School located in Woolwich, Maine, United States

Chop Point School is a private Christian school located in the town of Woolwich, Maine.

== History ==
The school site was originally inhabited by Native Americans sometime in the early 1500s to 1600s. At some point there was likely at least a small farm here and even a small fort possibly. Many archeological artifacts have been found on campus ranging from colonial pipes to Indian arrow heads and fishing weights.
During the revolutionary war it is possible that Benedict Arnold may have stopped here or at least passed by on his way to Canada up the Kennebec River.
In the late 1800s to early 1900s an all girls camp was
established at Chop Point, the camp was called the Merrymeeting Camp at this time.
Then in the 1950s the camp changed hands again as it was purchased by Franklin Hayward and Peter Willard. With this new land they planned to start a Christian summer camp. However, they were forced to postpone any and all building due to the nearby Kennebec River being heavily polluted by upriver waste.
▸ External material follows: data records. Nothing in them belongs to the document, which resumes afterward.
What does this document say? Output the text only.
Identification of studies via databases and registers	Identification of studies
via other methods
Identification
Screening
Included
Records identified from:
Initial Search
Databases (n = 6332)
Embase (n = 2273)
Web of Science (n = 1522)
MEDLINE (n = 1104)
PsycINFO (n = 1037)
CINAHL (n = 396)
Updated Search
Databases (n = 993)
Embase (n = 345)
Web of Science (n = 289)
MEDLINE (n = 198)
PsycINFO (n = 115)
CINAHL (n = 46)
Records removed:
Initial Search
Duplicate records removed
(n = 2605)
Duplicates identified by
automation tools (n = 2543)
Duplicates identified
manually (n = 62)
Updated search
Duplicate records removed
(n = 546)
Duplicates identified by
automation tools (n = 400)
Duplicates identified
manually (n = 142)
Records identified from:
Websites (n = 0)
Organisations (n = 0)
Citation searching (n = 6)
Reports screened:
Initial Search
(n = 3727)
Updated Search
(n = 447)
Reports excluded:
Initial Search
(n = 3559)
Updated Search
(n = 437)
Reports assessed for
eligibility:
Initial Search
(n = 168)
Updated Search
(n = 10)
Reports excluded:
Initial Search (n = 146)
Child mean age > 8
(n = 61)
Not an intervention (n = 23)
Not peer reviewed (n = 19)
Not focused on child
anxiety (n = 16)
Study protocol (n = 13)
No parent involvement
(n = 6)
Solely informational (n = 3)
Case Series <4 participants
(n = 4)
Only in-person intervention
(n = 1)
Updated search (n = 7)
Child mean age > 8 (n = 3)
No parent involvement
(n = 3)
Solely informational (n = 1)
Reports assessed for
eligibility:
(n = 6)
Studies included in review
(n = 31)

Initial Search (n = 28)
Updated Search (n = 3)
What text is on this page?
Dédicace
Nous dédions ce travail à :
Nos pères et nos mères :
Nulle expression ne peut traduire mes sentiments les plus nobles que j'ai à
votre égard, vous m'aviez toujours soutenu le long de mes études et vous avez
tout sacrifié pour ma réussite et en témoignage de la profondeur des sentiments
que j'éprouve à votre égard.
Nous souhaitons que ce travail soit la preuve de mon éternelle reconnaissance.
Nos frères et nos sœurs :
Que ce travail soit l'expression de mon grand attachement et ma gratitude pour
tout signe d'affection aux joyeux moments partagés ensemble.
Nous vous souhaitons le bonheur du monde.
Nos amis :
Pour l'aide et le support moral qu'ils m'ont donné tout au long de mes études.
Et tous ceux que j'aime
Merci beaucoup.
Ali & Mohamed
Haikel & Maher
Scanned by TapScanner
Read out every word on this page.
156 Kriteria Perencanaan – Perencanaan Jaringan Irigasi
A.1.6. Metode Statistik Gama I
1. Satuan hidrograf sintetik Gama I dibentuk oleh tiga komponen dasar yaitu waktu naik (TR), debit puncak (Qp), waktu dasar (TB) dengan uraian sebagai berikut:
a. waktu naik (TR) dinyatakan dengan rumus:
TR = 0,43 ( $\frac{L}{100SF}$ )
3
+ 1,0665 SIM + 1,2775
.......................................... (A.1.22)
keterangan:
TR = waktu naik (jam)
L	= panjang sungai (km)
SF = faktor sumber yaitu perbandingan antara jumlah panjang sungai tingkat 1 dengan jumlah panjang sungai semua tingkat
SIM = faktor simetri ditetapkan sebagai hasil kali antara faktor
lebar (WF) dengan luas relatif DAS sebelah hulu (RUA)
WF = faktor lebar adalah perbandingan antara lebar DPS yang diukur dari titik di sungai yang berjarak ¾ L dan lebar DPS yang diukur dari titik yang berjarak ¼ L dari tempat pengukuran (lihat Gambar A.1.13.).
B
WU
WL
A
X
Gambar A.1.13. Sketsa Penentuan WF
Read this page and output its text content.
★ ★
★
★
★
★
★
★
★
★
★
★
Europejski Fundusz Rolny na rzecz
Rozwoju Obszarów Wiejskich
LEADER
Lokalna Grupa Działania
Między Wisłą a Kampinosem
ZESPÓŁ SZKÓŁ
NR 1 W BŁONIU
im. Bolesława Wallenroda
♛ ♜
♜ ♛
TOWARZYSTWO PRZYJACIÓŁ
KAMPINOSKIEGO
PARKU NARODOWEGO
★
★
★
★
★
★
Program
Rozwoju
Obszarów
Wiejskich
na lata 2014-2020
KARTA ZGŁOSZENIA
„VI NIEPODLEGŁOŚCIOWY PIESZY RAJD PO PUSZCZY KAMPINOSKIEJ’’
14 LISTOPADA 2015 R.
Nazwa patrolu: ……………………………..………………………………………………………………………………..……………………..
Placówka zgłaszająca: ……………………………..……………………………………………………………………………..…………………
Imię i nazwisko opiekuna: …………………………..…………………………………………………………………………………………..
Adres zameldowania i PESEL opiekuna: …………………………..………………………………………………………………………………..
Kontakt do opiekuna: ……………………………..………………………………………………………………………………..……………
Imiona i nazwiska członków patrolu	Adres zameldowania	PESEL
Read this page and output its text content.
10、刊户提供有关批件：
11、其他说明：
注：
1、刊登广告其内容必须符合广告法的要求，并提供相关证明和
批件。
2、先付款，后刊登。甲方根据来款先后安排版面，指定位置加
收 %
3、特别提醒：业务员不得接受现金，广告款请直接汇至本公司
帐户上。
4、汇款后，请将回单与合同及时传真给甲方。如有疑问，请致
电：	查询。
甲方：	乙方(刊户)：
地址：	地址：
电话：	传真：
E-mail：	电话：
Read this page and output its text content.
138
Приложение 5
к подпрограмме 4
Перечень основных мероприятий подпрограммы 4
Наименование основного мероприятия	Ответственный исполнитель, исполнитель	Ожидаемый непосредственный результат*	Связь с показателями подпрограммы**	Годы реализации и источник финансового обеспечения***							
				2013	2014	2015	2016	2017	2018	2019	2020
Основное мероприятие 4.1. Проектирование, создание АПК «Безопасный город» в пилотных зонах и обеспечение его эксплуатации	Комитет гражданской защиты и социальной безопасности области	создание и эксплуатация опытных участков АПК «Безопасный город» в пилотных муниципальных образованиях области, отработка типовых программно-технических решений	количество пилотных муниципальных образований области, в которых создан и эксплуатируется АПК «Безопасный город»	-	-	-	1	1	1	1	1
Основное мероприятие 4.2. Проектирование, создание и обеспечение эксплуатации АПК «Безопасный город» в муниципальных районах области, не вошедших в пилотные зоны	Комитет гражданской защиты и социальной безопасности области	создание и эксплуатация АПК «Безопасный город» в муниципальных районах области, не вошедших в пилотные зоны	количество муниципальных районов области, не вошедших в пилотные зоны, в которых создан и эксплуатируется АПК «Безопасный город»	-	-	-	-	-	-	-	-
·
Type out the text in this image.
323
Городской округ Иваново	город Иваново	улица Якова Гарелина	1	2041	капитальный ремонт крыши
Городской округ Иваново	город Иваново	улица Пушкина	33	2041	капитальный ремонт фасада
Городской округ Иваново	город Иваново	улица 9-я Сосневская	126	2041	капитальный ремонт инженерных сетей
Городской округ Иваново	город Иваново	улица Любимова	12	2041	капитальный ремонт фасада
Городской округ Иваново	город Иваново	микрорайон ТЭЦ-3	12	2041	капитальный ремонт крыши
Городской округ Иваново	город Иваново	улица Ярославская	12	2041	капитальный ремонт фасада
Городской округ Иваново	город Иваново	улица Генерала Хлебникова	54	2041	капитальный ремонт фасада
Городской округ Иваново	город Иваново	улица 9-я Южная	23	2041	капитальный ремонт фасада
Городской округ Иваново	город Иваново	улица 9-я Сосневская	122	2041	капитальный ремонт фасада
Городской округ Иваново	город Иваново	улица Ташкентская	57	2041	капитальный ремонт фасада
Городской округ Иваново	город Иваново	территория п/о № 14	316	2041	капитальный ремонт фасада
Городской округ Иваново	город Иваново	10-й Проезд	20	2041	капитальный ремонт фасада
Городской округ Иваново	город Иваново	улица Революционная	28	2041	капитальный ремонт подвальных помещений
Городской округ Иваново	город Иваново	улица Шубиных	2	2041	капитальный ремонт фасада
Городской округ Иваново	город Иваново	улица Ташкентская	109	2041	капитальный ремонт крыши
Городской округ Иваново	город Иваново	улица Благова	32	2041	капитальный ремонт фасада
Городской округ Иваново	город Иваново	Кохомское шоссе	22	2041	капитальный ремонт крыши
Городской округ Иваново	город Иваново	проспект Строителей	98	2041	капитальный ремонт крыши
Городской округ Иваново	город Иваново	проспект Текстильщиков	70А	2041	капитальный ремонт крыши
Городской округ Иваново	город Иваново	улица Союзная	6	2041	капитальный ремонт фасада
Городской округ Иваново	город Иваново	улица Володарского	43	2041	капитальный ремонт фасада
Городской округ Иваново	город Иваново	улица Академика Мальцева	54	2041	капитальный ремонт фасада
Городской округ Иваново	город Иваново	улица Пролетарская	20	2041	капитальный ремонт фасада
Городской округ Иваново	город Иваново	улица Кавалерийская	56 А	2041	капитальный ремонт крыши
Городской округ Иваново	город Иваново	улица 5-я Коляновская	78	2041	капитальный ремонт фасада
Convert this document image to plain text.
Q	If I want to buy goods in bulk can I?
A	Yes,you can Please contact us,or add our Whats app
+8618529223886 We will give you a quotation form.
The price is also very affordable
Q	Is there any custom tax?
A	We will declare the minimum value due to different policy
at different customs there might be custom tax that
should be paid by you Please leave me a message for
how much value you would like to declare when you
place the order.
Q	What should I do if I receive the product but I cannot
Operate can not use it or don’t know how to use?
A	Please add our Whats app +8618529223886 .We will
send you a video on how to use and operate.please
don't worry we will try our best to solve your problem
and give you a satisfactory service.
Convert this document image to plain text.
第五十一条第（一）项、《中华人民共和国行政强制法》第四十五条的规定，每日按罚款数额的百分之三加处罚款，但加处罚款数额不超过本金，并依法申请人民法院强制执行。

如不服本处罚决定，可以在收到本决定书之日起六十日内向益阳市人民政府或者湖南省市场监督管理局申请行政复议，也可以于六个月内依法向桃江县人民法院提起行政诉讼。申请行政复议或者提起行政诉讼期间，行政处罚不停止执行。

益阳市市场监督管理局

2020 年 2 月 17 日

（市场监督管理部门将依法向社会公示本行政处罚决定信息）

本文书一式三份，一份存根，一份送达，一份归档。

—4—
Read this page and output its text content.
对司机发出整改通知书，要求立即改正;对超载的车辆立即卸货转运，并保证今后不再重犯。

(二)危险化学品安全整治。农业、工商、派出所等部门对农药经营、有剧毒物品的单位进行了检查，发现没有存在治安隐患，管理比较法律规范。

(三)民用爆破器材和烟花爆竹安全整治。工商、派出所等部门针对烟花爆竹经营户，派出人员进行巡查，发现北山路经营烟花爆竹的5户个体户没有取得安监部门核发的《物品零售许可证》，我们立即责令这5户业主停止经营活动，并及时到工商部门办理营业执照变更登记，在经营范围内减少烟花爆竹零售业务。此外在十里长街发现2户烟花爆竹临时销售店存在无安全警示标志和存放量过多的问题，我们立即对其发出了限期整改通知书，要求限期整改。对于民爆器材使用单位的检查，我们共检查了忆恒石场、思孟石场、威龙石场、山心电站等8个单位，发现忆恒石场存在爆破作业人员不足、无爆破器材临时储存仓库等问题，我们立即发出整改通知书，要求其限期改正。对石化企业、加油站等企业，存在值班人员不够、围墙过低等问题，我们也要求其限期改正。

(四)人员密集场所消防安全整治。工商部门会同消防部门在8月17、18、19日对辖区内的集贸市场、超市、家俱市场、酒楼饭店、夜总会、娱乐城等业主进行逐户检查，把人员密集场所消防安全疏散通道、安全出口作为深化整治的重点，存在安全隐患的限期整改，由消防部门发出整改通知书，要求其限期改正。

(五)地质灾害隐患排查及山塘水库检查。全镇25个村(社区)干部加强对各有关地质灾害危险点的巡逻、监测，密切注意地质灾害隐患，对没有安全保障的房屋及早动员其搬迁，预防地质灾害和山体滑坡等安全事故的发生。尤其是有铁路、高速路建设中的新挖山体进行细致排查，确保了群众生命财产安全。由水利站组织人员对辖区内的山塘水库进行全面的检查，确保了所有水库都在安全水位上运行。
This put the plans for a camp on hold until the river was no longer a hazard and once they were later able to receive accreditation from the American Camping Association in 1967. With that, Franklin Hayward and Peter Willard were able to start the Christian summer camp Chop Point. Three decades later, in 1987, Hayward and Willard added Chop Point School, a Christian school, to along with their camp.

== Geography ==
The school is located on Chops Point, a peninsula that juts into the Kennebec River. The campus looks out into Merrymeeting Bay and The Chops. The campus has hills, multiple buildings, camp cabins and a barn. Other facilities include tennis courts, a playground, a large gymnasium, a system of trails along the bay and a soccer field called Bridge Field.

== Students ==
The school's total enrollment is 88 students of ages ranging from kindergarten to the 12th grade. There are exchange students that come every year from all over the world; they typically live at the school during the year. The teacher-student ratio is one to six.

== Athletics ==
Chop Point School offers a variety of sports. The soccer team is class D in the Maine Principals Association. The 2015 soccer team went 2–8, with wins against High-View Christian Academy and Temple Academy. The school also hosts a running club and the basketball team competes in the MCSSL.